Cinayet işleyenlerse bunu okuryazarlığın kurduğu benlikler olarak değil, birer kabile üyesi olarak yapar.
Birinin yaşamına son vermenin düşüncesi bile günümüz toplumunun sorgulamadan kabullendiği toplumsal sınırlamalar katmanını çiğnemeyi gerektirir. Bugün nüfusun bu kadar büyük bir bölümünün o içselleştirilmiş sınırları askıya alması hepimizi düşündürmeli.
Okuryazarlığın yaptığı en önemli şey insan ile insan arasında, bir insanın yaşamı ile bir diğerinin yaşamı arasında bir bağın kurulmasını mümkün kılmak, bu bağı kurmaktır.
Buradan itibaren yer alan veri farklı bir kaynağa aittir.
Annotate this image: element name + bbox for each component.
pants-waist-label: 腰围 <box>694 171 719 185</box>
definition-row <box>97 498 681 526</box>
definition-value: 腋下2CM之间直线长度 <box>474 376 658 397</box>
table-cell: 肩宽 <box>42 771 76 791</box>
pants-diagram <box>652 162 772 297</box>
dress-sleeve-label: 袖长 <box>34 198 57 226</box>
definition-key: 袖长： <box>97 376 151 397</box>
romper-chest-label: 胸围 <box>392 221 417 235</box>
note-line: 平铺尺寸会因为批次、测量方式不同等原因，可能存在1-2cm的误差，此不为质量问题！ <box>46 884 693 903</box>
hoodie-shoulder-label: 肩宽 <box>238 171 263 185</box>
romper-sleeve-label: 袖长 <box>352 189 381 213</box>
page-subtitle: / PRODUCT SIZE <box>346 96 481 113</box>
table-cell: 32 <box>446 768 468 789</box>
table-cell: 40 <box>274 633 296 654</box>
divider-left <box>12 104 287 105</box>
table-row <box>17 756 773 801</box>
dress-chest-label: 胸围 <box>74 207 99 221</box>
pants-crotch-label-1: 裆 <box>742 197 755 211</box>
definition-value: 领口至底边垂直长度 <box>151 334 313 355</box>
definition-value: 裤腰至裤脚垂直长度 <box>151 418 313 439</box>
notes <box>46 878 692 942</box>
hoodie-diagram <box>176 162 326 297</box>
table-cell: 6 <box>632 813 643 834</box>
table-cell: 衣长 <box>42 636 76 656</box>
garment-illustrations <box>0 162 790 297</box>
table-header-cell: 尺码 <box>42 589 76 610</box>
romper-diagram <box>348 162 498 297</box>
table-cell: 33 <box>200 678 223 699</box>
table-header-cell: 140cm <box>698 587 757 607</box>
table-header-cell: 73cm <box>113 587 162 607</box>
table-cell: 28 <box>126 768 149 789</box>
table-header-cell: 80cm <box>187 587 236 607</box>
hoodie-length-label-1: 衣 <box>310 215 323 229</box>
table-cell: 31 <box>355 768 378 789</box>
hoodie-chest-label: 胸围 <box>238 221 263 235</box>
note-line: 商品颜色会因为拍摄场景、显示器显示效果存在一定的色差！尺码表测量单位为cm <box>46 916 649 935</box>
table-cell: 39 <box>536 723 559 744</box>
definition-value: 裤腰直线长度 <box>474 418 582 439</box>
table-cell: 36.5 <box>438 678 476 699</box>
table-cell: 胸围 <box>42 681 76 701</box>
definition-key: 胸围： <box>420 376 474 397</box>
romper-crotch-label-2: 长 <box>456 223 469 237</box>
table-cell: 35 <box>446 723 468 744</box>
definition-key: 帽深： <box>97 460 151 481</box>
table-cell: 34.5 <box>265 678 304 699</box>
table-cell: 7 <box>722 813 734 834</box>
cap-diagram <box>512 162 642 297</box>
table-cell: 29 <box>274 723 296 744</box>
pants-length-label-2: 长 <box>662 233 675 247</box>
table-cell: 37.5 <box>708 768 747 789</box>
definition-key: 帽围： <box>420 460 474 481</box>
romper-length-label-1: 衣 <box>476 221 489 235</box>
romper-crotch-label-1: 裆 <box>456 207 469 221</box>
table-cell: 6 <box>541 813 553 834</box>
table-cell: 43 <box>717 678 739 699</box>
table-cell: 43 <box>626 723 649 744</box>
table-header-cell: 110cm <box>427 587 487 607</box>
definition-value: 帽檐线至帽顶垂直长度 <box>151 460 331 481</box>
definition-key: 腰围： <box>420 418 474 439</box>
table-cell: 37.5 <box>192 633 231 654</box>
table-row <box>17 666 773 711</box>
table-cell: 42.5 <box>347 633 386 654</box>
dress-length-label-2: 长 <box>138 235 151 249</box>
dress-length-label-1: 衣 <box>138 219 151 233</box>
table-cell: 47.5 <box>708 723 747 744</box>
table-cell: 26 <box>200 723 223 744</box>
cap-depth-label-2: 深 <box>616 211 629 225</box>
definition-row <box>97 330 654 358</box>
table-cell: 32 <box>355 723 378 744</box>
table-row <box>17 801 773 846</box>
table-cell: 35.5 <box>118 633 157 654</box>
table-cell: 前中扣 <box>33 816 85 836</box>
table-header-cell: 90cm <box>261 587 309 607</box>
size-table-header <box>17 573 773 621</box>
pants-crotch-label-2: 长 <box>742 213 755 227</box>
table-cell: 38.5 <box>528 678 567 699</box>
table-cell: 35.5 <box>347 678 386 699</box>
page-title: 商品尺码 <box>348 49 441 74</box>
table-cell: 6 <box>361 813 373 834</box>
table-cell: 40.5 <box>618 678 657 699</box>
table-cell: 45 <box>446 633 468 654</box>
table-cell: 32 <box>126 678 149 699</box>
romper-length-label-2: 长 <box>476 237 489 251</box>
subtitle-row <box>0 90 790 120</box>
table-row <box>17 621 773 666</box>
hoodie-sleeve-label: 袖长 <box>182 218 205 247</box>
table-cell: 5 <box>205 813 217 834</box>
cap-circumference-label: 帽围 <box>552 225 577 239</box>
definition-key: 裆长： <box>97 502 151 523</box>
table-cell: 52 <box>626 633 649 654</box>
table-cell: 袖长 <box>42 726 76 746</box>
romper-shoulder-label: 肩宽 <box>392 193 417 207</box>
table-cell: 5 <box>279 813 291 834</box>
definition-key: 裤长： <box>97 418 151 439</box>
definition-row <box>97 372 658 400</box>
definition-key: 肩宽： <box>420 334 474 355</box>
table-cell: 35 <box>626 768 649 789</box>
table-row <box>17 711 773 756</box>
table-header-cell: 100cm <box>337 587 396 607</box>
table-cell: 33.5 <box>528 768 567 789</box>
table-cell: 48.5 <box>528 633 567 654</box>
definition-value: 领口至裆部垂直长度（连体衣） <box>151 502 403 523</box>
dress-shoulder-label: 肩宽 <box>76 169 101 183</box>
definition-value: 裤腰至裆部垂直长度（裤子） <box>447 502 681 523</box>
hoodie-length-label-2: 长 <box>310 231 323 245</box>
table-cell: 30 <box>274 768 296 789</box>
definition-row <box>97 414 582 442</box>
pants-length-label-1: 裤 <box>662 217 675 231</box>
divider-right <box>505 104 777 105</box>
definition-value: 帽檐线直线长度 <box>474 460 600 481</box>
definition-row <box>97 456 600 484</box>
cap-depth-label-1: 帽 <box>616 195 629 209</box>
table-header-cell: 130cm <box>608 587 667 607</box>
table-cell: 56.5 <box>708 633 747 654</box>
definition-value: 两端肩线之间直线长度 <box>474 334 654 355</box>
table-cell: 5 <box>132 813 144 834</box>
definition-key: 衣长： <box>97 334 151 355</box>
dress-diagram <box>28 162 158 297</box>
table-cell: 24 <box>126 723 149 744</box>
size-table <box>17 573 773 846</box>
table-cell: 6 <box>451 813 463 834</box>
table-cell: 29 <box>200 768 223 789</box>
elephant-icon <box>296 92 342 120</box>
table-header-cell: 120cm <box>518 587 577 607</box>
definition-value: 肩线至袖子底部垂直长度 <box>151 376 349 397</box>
Çetelerin vahameti de bu bağı anonim bir cinayet bölgesine dönüştürmelerinde yatmaktadır. Çetelerle konuşan biri bir süre sonra bu insanların çete etkinliği dışında bir yaşamları olmadığı kanısına kapılır. Bir Crips üyesi Crips gibi, Bloods üyesi ise Bloods gibi davranır. Bir çete üyesi, çetenin “dışında” bireysel, kişisel bir yaşam düşünebilmek için öncelikle bu yaşamı kendi içinde bulmalıdır.
Sözlü kültürler “cinayet” kavramını okuryazar kültürden daha farklı bir şekilde kullanır. Sözlü kültürde başka birinin yaşamını “elinden almak" mümkün değildir çünkü sınırları belirlenmiş, tanımlanmış ve içselleştirilmiş bir yaşam yalnızca okuryazarlıkta bulunur. Tam olarak bireyselleşmiş, özerk bir benlik yalnızca okuryazar ya da alfabeleştirilmiş yaşamlara yol gösterir.
İşte çetelerle kabilelerin birbirine en fazla yaklaştığı nokta da budur. Toplumsal dokuda en büyük yırtık burada karşımıza çıkar. Benliğin verdiği güvenlik ve güvenceye sahip olmayan insanın ancak sapkın birtakım davranışlarla hareket etmesi beklenebilir.